How do I know if I need a new helmet?
It is advisable to renew your helmet every five years, even if you have not crashed. New technology and new standards are constantly changing meaning your helmet may not meet EU standards. Or you may not be benefiting from the latest technology. Simply using your helmet over this period of time can lead to deterioration of the materials. If you have crashed your bike and hit your head and can't see any damage it should be checked out by a professional person. If the helmet has a clear dent or crack in it then change it immediately.
How do I know what size helmet I need?
Most road and MTB helmets are adjustable to get the perfect fit and come in just two sizes. Small and large. Others may come in small, medium, or large. If you measure the circumference of your head approx two fingers above your eyebrows to determine which size helmet you may need. Some helmets come in slightly different shapes and are hard to identify without trying the helmet on.
How should my helmet fit?
Your helmet should fit your head so that you can not get a finger inside the cradle of the helmet. The cage that sits around your head should be snug, not too tight that it gives you a headache or leaves a red mark but tight enough that it does not move around on your head. The helmet should sit just above your eyebrows, square, and the straps should sit neatly around the ears making a V shape. If the straps cover the ears or dig in then they are easily adjusted with the adjustment clasps on the helmet. You should not be able to push or pull the helmet off your head easily and should feel a little tight.
Types of helmets
XC helmets – An XC helmet is lightweight, breathable and stylish with a peak to help with keeping trees and sunlight out of your eyes. The peak is to try and protect your face from foliage as you are speeding through the single track. All XC helmets are adjustable to suit the size and shape of your head.

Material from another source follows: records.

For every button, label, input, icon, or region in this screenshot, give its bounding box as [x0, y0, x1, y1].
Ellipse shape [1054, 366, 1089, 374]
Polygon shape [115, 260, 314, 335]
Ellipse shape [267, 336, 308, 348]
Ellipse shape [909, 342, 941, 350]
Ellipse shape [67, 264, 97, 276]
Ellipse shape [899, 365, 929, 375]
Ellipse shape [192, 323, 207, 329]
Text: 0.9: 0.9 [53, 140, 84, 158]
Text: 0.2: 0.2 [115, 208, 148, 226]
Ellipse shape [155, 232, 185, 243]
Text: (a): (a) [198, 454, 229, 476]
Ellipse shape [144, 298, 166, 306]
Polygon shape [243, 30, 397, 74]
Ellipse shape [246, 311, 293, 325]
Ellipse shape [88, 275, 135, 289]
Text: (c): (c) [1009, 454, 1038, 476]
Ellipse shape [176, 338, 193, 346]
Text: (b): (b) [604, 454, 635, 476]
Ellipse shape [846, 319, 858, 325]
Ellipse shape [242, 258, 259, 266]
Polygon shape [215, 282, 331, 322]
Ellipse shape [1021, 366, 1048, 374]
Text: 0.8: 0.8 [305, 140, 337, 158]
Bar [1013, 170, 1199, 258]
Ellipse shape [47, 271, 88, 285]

A mountain bike helmet is compulsory at most trail centres and races. A mountain bike helmet may feature built in rear lights and reflective strips or colours on them.
Time trial helmet - The time trial helmet is built to maximise aerodynamics. The helmet is a different shape than most other bike helmets. There are little ventilator vents on the helmet to reduce drag. They also often have built in visors to improve the aerodynamics even further. These type of helmets are also used on the track for the same reasons. These are the most aerodynamic helmets you can buy. Road race helmet – road race helmets are often somewhere between a road helmet and a time trial helmet. They are aerodynamic whilst being breathable and lightweight and stylish. They will have fewer vents than a standard road helmet and are a slightly different shape to help with wind friction. They are adjustable with a variety of different features and are comfortable and stylish.
General helmet – These are a very common helmet used by many cyclists if riding on the road, either training or for leisure. These helmets are very versatile as they can be used on the road, racing, for xc riding and leisure. They are lightweight, adjustable and breathable. These helmets may come with additional feature like earphone holders, built in lights and reflective strips to help with visibility at night. It is advised to only wear one earphone so you can hear the traffic easily.
Freestyle helmets - They are solid outer shells that are not adjustable and are bought in the size that you need. They are stylish and protective. A lot of riders may personalise their own helmets as the base colour is often a solid colour.
BMX helmets – These are not adjustable. They are stylish and have no peak. They are often solid in colour or have cool graphics on them. Some BMX helmets come with protective ear pads an and earphone speakers built in.
Downhill or 4X helmets – Downhill helmets are designed to cover the whole face to give maximum protection to the head and face. They come in the size you need and are not adjustable. They are often worn with goggle to protect the eyes from severe conditions. They are compulsory on downhill tracks and races.